Il leit motiv della mattinata come si può intuire da quanto scritto finora è stato quello di mettere a nudo le criticità del mondo universitario italiano. Queste criticità sono state messe ben in evidenza dal principale intervento del forum di quest’anno, in cui il prof. Giorgio Donna all’interno dell’esposizione del suo ultimo libro (L’università che crea valore pubblico. Modelli di strategia, governance, organizzazione e finanza per gli atenei italiani) ha descritto come una carenza di visione strategica.

Nel blog di Education Marketing Italia spesso abbiamo parlato di quanto una visione strategia sia fondamentale per il successo di una scuola, a partire dal program assessment fino ad arrivare alla gestione del funnel delle iscrizioni.

L’intervento del prof. Donna si è focalizzato sulla disamina di una carenza competitiva degli atenei italiani derivante dall’incapacità di darsi una strategia di posizionamento sul mercato. Donna ritiene che questa incapacità sia prima di tutto culturale-organizzativa, dato che le università italiane non riescono a pensarsi come aziende a tutti gli effetti; sapersi pensare come azienda ha il vantaggio di comprendere cosa è necessario fare per restare sul mercato.

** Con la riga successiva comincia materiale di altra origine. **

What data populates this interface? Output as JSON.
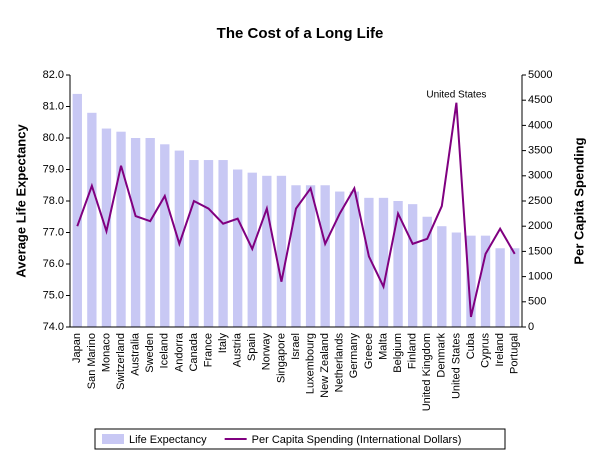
{
  "chart_data": {
    "type": "bar",
    "title": "The Cost of a Long Life",
    "y_label": "Average Life Expectancy",
    "y2_label": "Per Capita Spending",
    "annotation": "United States",
    "categories": [
      "Japan",
      "San Marino",
      "Monaco",
      "Switzerland",
      "Australia",
      "Sweden",
      "Iceland",
      "Andorra",
      "Canada",
      "France",
      "Italy",
      "Austria",
      "Spain",
      "Norway",
      "Singapore",
      "Israel",
      "Luxembourg",
      "New Zealand",
      "Netherlands",
      "Germany",
      "Greece",
      "Malta",
      "Belgium",
      "Finland",
      "United Kingdom",
      "Denmark",
      "United States",
      "Cuba",
      "Cyprus",
      "Ireland",
      "Portugal"
    ],
    "series": [
      {
        "name": "Life Expectancy",
        "type": "bar",
        "color": "#c8c8f4",
        "values": [
          81.4,
          80.8,
          80.3,
          80.2,
          80.0,
          80.0,
          79.8,
          79.6,
          79.3,
          79.3,
          79.3,
          79.0,
          78.9,
          78.8,
          78.8,
          78.5,
          78.5,
          78.5,
          78.3,
          78.3,
          78.1,
          78.1,
          78.0,
          77.9,
          77.5,
          77.2,
          77.0,
          76.9,
          76.9,
          76.5,
          76.5
        ]
      },
      {
        "name": "Per Capita Spending (International Dollars)",
        "type": "line",
        "axis": "y2",
        "color": "#800080",
        "values": [
          2000,
          2800,
          1900,
          3200,
          2200,
          2100,
          2600,
          1650,
          2500,
          2350,
          2050,
          2150,
          1550,
          2350,
          900,
          2350,
          2750,
          1650,
          2250,
          2750,
          1400,
          800,
          2250,
          1650,
          1750,
          2400,
          4450,
          200,
          1450,
          1950,
          1450
        ]
      }
    ],
    "ylim": [
      74,
      82
    ],
    "yticks": [
      {
        "value": 74,
        "label": "74.0"
      },
      {
        "value": 75,
        "label": "75.0"
      },
      {
        "value": 76,
        "label": "76.0"
      },
      {
        "value": 77,
        "label": "77.0"
      },
      {
        "value": 78,
        "label": "78.0"
      },
      {
        "value": 79,
        "label": "79.0"
      },
      {
        "value": 80,
        "label": "80.0"
      },
      {
        "value": 81,
        "label": "81.0"
      },
      {
        "value": 82,
        "label": "82.0"
      }
    ],
    "y2lim": [
      0,
      5000
    ],
    "y2ticks": [
      0,
      500,
      1000,
      1500,
      2000,
      2500,
      3000,
      3500,
      4000,
      4500,
      5000
    ],
    "legend": "bottom"
  }
}
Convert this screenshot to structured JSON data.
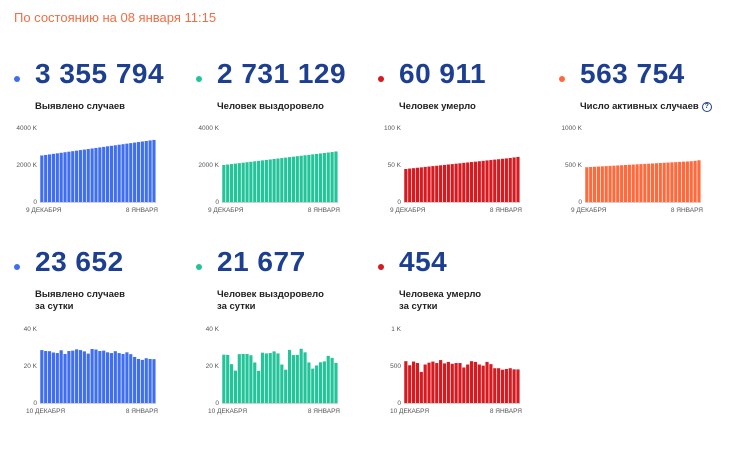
{
  "timestamp": "По состоянию на 08 января 11:15",
  "cards": [
    {
      "value": "3 355 794",
      "label": [
        "Выявлено случаев"
      ],
      "info": false,
      "color": "#3f6ff0",
      "chart_data": {
        "type": "bar",
        "ylim": [
          0,
          4000
        ],
        "yticks": [
          0,
          2000,
          4000
        ],
        "ytick_labels": [
          "0",
          "2000 K",
          "4000 K"
        ],
        "xlabels": [
          "9 ДЕКАБРЯ",
          "8 ЯНВАРЯ"
        ],
        "values": [
          2515,
          2544,
          2573,
          2603,
          2632,
          2661,
          2690,
          2719,
          2748,
          2777,
          2806,
          2835,
          2864,
          2893,
          2922,
          2951,
          2980,
          3009,
          3038,
          3067,
          3096,
          3125,
          3154,
          3183,
          3212,
          3241,
          3270,
          3299,
          3328,
          3356
        ]
      }
    },
    {
      "value": "2 731 129",
      "label": [
        "Человек выздоровело"
      ],
      "info": false,
      "color": "#23c49a",
      "chart_data": {
        "type": "bar",
        "ylim": [
          0,
          4000
        ],
        "yticks": [
          0,
          2000,
          4000
        ],
        "ytick_labels": [
          "0",
          "2000 K",
          "4000 K"
        ],
        "xlabels": [
          "9 ДЕКАБРЯ",
          "8 ЯНВАРЯ"
        ],
        "values": [
          2000,
          2025,
          2050,
          2075,
          2100,
          2125,
          2150,
          2175,
          2200,
          2225,
          2250,
          2275,
          2300,
          2325,
          2350,
          2375,
          2400,
          2425,
          2450,
          2475,
          2500,
          2525,
          2550,
          2575,
          2600,
          2625,
          2650,
          2675,
          2700,
          2731
        ]
      }
    },
    {
      "value": "60 911",
      "label": [
        "Человек умерло"
      ],
      "info": false,
      "color": "#d71920",
      "chart_data": {
        "type": "bar",
        "ylim": [
          0,
          100
        ],
        "yticks": [
          0,
          50,
          100
        ],
        "ytick_labels": [
          "0",
          "50 K",
          "100 K"
        ],
        "xlabels": [
          "9 ДЕКАБРЯ",
          "8 ЯНВАРЯ"
        ],
        "values": [
          44.6,
          45.2,
          45.7,
          46.3,
          46.8,
          47.4,
          47.9,
          48.5,
          49.0,
          49.6,
          50.1,
          50.7,
          51.2,
          51.8,
          52.3,
          52.9,
          53.4,
          54.0,
          54.5,
          55.1,
          55.6,
          56.2,
          56.7,
          57.3,
          57.8,
          58.4,
          58.9,
          59.5,
          60.2,
          60.9
        ]
      }
    },
    {
      "value": "563 754",
      "label": [
        "Число активных случаев"
      ],
      "info": true,
      "color": "#ff6a3d",
      "chart_data": {
        "type": "bar",
        "ylim": [
          0,
          1000
        ],
        "yticks": [
          0,
          500,
          1000
        ],
        "ytick_labels": [
          "0",
          "500 K",
          "1000 K"
        ],
        "xlabels": [
          "9 ДЕКАБРЯ",
          "8 ЯНВАРЯ"
        ],
        "values": [
          470,
          473,
          476,
          479,
          482,
          485,
          488,
          491,
          494,
          497,
          500,
          503,
          506,
          509,
          512,
          515,
          518,
          521,
          524,
          527,
          530,
          533,
          536,
          539,
          542,
          545,
          548,
          551,
          556,
          564
        ]
      }
    },
    {
      "value": "23 652",
      "label": [
        "Выявлено случаев",
        "за сутки"
      ],
      "info": false,
      "color": "#3f6ff0",
      "chart_data": {
        "type": "bar",
        "ylim": [
          0,
          40
        ],
        "yticks": [
          0,
          20,
          40
        ],
        "ytick_labels": [
          "0",
          "20 K",
          "40 K"
        ],
        "xlabels": [
          "10 ДЕКАБРЯ",
          "8 ЯНВАРЯ"
        ],
        "values": [
          28.6,
          28.1,
          28.0,
          27.3,
          27.0,
          28.5,
          26.5,
          28.1,
          28.3,
          29.0,
          28.6,
          27.9,
          26.7,
          29.2,
          28.9,
          28.1,
          28.3,
          27.4,
          27.0,
          28.0,
          27.0,
          26.5,
          27.4,
          26.4,
          24.9,
          23.8,
          23.3,
          24.2,
          23.8,
          23.7
        ]
      }
    },
    {
      "value": "21 677",
      "label": [
        "Человек выздоровело",
        "за сутки"
      ],
      "info": false,
      "color": "#23c49a",
      "chart_data": {
        "type": "bar",
        "ylim": [
          0,
          40
        ],
        "yticks": [
          0,
          20,
          40
        ],
        "ytick_labels": [
          "0",
          "20 K",
          "40 K"
        ],
        "xlabels": [
          "10 ДЕКАБРЯ",
          "8 ЯНВАРЯ"
        ],
        "values": [
          26.1,
          26.0,
          21.0,
          17.5,
          26.4,
          26.5,
          26.5,
          25.8,
          21.9,
          17.4,
          27.2,
          26.8,
          27.0,
          27.9,
          26.8,
          20.8,
          18.0,
          28.7,
          25.9,
          26.0,
          29.3,
          27.4,
          21.9,
          18.6,
          20.3,
          22.0,
          22.5,
          25.5,
          24.4,
          21.7
        ]
      }
    },
    {
      "value": "454",
      "label": [
        "Человека умерло",
        "за сутки"
      ],
      "info": false,
      "color": "#d71920",
      "chart_data": {
        "type": "bar",
        "ylim": [
          0,
          1000
        ],
        "yticks": [
          0,
          500,
          1000
        ],
        "ytick_labels": [
          "0",
          "500",
          "1 K"
        ],
        "xlabels": [
          "10 ДЕКАБРЯ",
          "8 ЯНВАРЯ"
        ],
        "values": [
          565,
          510,
          560,
          540,
          420,
          520,
          545,
          560,
          540,
          580,
          535,
          555,
          530,
          540,
          540,
          480,
          520,
          565,
          555,
          520,
          505,
          555,
          525,
          470,
          470,
          450,
          460,
          470,
          455,
          454
        ]
      }
    }
  ]
}
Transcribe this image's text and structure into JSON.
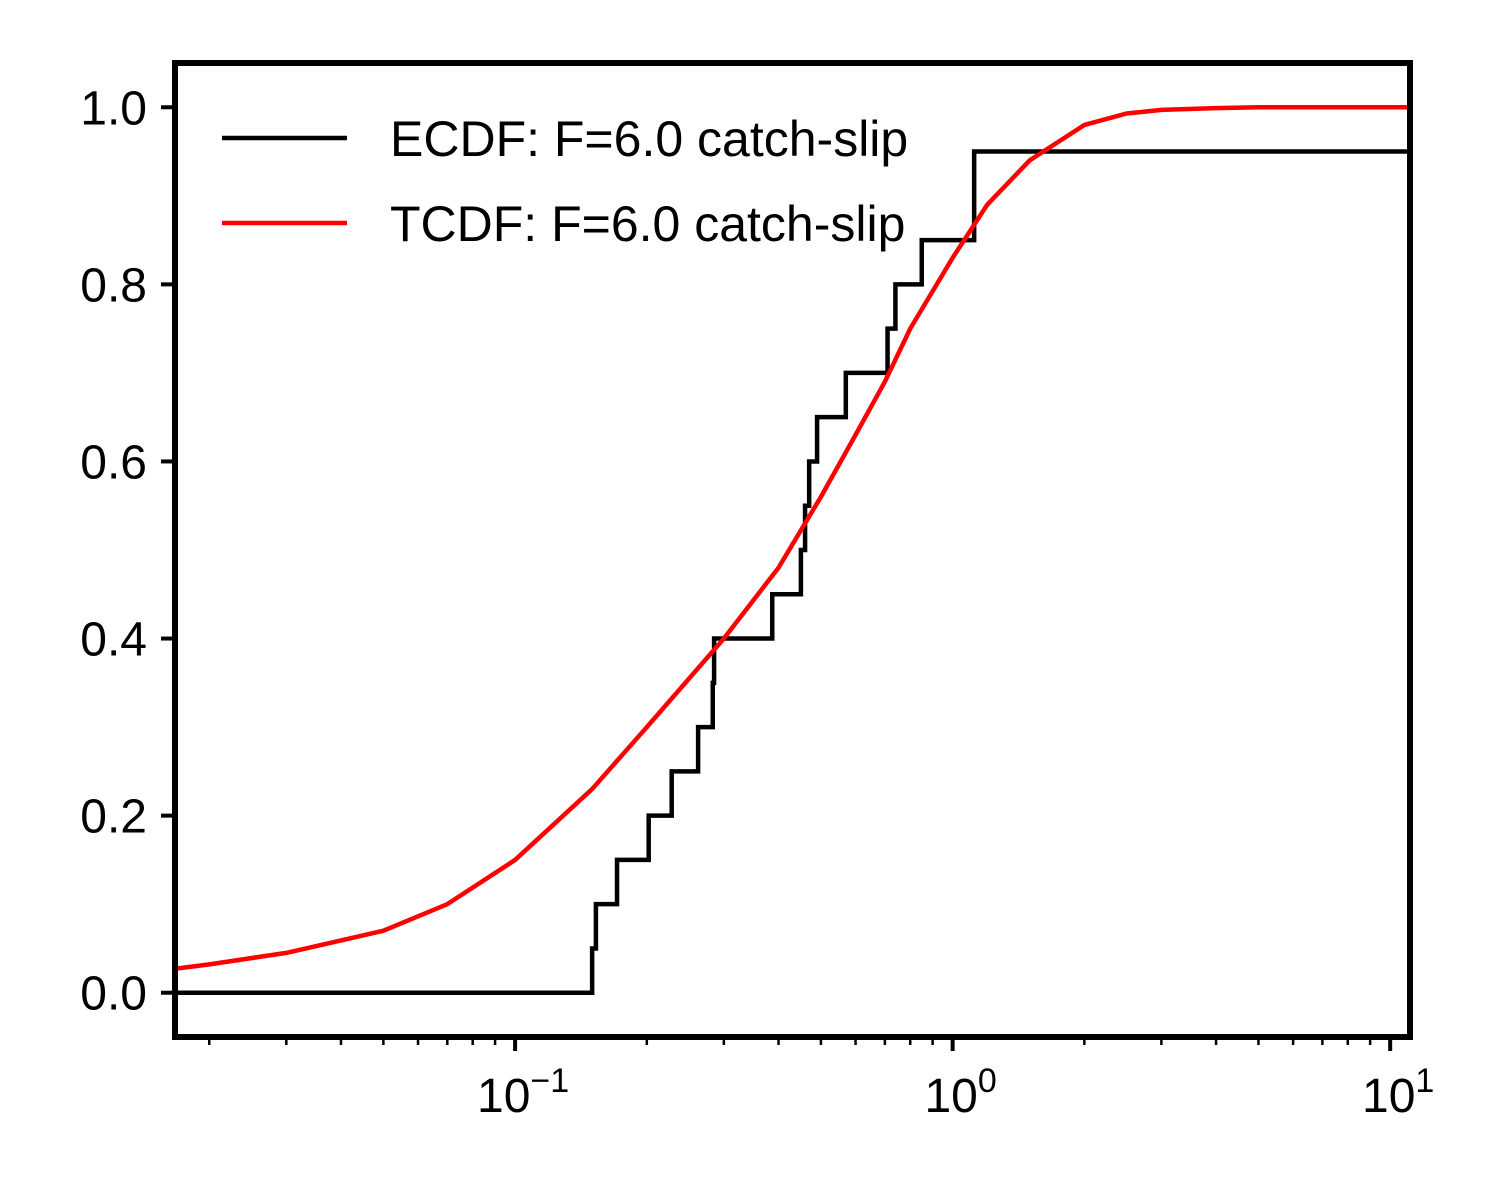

Oggi in Italia si sta iniziando ad affacciare un fenomeno che fino a qualche anno fa era sconosciuto nel nostro paese: i ragazzi di 5a superiore stanno iniziando a prendere in considerazione di andare a studiare all’estero. Questa è la conseguenza di quanto oggi non vi sia una visione aziendalista nel panorama accademico italiano (anzi, quest’ultima viene vista come deprecabile), rischiando così di scivolare in un paradigma legato ad un modello organizzativo autoreferenziale che vede il cambiamento come un rischio più che un’opportunità.

Tra citazioni di interessanti studi (tra tutti University of the future di Ernst & Young e Rethinking 101: A new agenda for university and higher education system leaders? di McKinsey, e matrici che indagano il posizionamento degli atenei il prof. Donna ha posto una serie di domande aperte a cui gli atenei italiani devono rispondere per riuscire a sviluppare una visione strategica che li porti a posizionarsi al meglio sul mercato. Il concetto di posizionamento infatti è stato il fulcro del suo intervento poiché indispensabile per la creazione di un sistema universitario composto da atenei differenziati e, quindi, competitivi.

Ci ha fatto molto piacere vedere il prof. Donna offrire spunti di questo tipo ai responsabili della comunicazione degli atenei italiani presenti in sala. Il suo intervento si è incentrato completamente nel sollecitare le università a concentrarsi su aspetti tipici del marketing (posizionamento, strategia, identità, sono tutti concetti usati nell’education marketing che sono stati toccati più volte in mattinata).

Quanto questi temi verranno fatti propri dagli atenei? E quanto invece le università italiane proseguiranno nel loro lento declino competitivo?

Solo il tempo ci dirà se il countdown per le università continuerà. Noi ci auguriamo di no e speriamo che approcci strategici di education marketing vengano sempre più utilizzati.